Venir annoncer soi-même, supérieur de la communauté, une nouvelle non moins improbable qu'offensante pour l'orgueil despotique de Brunehaut, venir l'annoncer à cette femme implacable, et s'exposer ainsi à une mort certaine, cela parut tellement exorbitant à la reine qu'elle n'y crut pas; elle haussa les épaules d'un air de pitié dédaigneuse et dit au maire du palais:—Duk... ce vieillard est fou... Mais comment ce mendiant s'est-il introduit ici?
D'autres circonstances devaient bientôt augmenter la créance de Brunehaut à l'insanité de la raison du moine. Loysik avait continué de s'avancer lentement vers la reine; mais malgré cette fermeté d'âme, dont il avait donné tant de preuves durant sa longue vie, à mesure qu'il s'approchait de cette femme épouvantable, il perdit peu à peu son assurance, son esprit se troubla, ses lèvres se refusèrent à la parole, il sentit ses genoux vaciller, il fut obligé de s'arrêter et de s'appuyer un instant sur une console d'ivoire à sa portée; cette émotion profonde, insurmontable était encore moins causée par l'horreur qu'inspirait la reine au vieux moine, que par la conscience de la terrible position où il se trouvait; peu lui importait la vie, il en avait fait le sacrifice en se rendant chez Brunehaut; mais il voulait sauver ses frères de la vallée d'un horrible désastre, quel que fût l'héroïsme de leur résistance; et quoiqu'il eût une ferme confiance dans le moyen qu'il espérait employer pour arriver à ses fins, son trouble lui faisait momentanément perdre le fil de ses idées; la tête penchée sur sa poitrine il tâchait, déplorant sa faiblesse, de raffermir ses esprits, de relier ses pensées... En réfléchissant ainsi, son regard s'arrêta par hasard sur le médaillier que soutenait la console d'ivoire où il s'appuyait.

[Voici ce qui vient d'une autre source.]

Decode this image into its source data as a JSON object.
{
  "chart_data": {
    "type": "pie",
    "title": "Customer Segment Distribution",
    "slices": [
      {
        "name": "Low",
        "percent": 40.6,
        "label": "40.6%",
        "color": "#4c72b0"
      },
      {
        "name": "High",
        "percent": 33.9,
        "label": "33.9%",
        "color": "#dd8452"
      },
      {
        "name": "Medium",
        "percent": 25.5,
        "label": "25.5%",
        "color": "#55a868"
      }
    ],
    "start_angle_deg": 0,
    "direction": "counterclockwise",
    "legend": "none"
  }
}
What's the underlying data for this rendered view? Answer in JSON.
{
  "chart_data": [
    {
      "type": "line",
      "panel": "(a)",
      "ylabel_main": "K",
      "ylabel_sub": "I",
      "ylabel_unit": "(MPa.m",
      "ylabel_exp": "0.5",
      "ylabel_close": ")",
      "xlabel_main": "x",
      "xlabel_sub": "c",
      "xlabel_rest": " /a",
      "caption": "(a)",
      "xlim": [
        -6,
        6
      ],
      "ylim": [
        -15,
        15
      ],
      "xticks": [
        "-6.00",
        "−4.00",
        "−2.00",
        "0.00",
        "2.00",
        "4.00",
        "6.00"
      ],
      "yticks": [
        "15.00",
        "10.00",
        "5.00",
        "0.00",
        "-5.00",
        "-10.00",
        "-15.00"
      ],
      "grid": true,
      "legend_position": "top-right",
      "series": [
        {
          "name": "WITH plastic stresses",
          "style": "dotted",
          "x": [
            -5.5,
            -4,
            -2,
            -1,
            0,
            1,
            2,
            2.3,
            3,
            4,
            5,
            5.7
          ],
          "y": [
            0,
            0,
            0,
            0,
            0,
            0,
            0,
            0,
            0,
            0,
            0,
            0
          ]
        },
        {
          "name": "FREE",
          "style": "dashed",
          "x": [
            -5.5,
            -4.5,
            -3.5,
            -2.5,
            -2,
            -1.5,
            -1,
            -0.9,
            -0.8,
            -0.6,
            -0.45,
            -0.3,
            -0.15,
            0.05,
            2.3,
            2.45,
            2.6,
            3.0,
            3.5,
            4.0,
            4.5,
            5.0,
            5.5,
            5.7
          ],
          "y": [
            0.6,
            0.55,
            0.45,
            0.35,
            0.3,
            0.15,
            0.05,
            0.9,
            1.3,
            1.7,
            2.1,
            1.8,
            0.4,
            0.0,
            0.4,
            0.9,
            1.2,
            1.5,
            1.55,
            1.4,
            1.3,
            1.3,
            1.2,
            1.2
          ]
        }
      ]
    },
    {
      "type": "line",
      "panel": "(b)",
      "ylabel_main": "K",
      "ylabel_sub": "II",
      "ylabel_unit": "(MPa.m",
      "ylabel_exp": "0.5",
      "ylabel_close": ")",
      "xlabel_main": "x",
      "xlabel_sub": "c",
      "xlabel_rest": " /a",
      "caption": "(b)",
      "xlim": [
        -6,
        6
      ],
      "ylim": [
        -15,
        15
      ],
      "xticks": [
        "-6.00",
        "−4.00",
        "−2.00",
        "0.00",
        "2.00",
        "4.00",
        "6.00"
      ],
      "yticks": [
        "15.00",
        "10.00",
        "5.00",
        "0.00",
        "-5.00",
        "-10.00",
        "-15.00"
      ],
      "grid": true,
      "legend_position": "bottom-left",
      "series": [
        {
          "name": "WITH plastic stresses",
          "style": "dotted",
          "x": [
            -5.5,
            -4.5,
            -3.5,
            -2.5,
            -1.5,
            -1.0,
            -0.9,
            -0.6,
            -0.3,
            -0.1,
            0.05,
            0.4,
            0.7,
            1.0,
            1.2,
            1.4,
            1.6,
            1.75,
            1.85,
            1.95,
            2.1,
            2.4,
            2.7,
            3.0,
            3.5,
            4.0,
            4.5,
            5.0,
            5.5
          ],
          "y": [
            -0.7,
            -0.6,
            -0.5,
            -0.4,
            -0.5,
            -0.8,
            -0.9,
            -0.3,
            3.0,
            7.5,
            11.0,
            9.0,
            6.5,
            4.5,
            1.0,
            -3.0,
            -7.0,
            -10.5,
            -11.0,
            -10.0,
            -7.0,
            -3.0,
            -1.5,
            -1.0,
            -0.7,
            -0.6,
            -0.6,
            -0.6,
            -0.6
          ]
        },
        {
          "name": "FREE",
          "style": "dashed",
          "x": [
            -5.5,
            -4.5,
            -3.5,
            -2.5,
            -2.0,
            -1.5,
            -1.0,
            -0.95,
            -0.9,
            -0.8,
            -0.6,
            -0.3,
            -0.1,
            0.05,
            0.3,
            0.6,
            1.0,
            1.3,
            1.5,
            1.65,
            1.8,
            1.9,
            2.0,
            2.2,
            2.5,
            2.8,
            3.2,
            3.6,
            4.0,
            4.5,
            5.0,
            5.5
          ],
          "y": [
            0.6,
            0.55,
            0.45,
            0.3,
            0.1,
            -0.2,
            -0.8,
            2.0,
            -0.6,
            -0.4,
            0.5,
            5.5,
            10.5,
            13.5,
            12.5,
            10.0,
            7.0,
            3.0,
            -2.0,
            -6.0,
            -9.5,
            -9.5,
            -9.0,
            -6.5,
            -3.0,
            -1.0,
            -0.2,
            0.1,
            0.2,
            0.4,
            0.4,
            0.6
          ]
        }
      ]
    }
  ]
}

La grande médaille de bronze attira d'autant plus facilement les yeux du moine, que celle-là seule était de ce métal, au milieu d'autres effigies en or et argent. D'abord Loysik la contempla machinalement, puis peu à peu attiré malgré lui par un intérêt indéfinissable, il se baissa, observa de plus près l'empreinte, et lut une inscription placée au-dessous de visage auguste qui semblait saillir du bronze... Le vieillard tressaillit, éprouva une impression soudaine, extraordinaire, mélangée d'enthousiasme, de stupeur et d'espoir; le trouble de son esprit cessa, il se sentit rassuré, reconforté, comme s'il eût trouvé un appui aussi inattendu que puissant; il voyait enfin quelque chose de providentiel dans ce rapprochement formidable:—L'image de Victoria, dans le palais de Brunehaut.—Oui, cette médaille, c'était celle de la mère des camps; au-dessous de son effigie on lisait: Victoria empereur.
Loysik s'était courbé, afin de contempler de plus près les traits de l'héroïne gauloise; lorsqu'il l'eut reconnue il fléchit un genou, et levant ses deux mains vers l'image auguste, il murmura:
—O Victoria... sainte guerrière de la Gaule! ta présence en cet horrible lieu raffermit mon esprit et mon espoir; il me semble qu'elle me donnera la force de sauver la descendance de Scanvoch, ce fidèle soldat que tu appelais ton frère, et qui fut un de mes aïeux!... Oui, je le sauverai lui et tous nos frères de cette vallée, où ta mémoire auguste est encore glorifiée.
Brunehaut et Warnachaire, stupéfaits de l'étrangeté de ce vieillard, qui n'avait d'ailleurs rien d'offensif, tantôt le suivaient des yeux, tantôt se regardaient en silence durant le peu d'instants qui suffirent à Loysik pour reconnaître l'effigie de Victoria. La reine, de plus en plus convaincue que ce moine était fou, perdit patience, frappa du pied et s'écria:
—Duk, appelle mes pages, qu'ils chassent d'ici à coups de houssine ce vieux fou qui se dit abbé du monastère de Charolles, et qui vient s'agenouiller devant mes médailles antiques, en leur adressant je ne sais quelles invocations insensées; mais je ferai rudement châtier ceux qui ont laissé ce vagabond s'introduire ici.
Brunehaut parlait encore lorsqu'un de ses pages entra par la porte de la grande salle, et après avoir fléchi le genou lui dit:
—Glorieuse reine... un messager arrive à l'instant de l'armée, il est porteur de lettres urgentes pour le seigneur Warnachaire.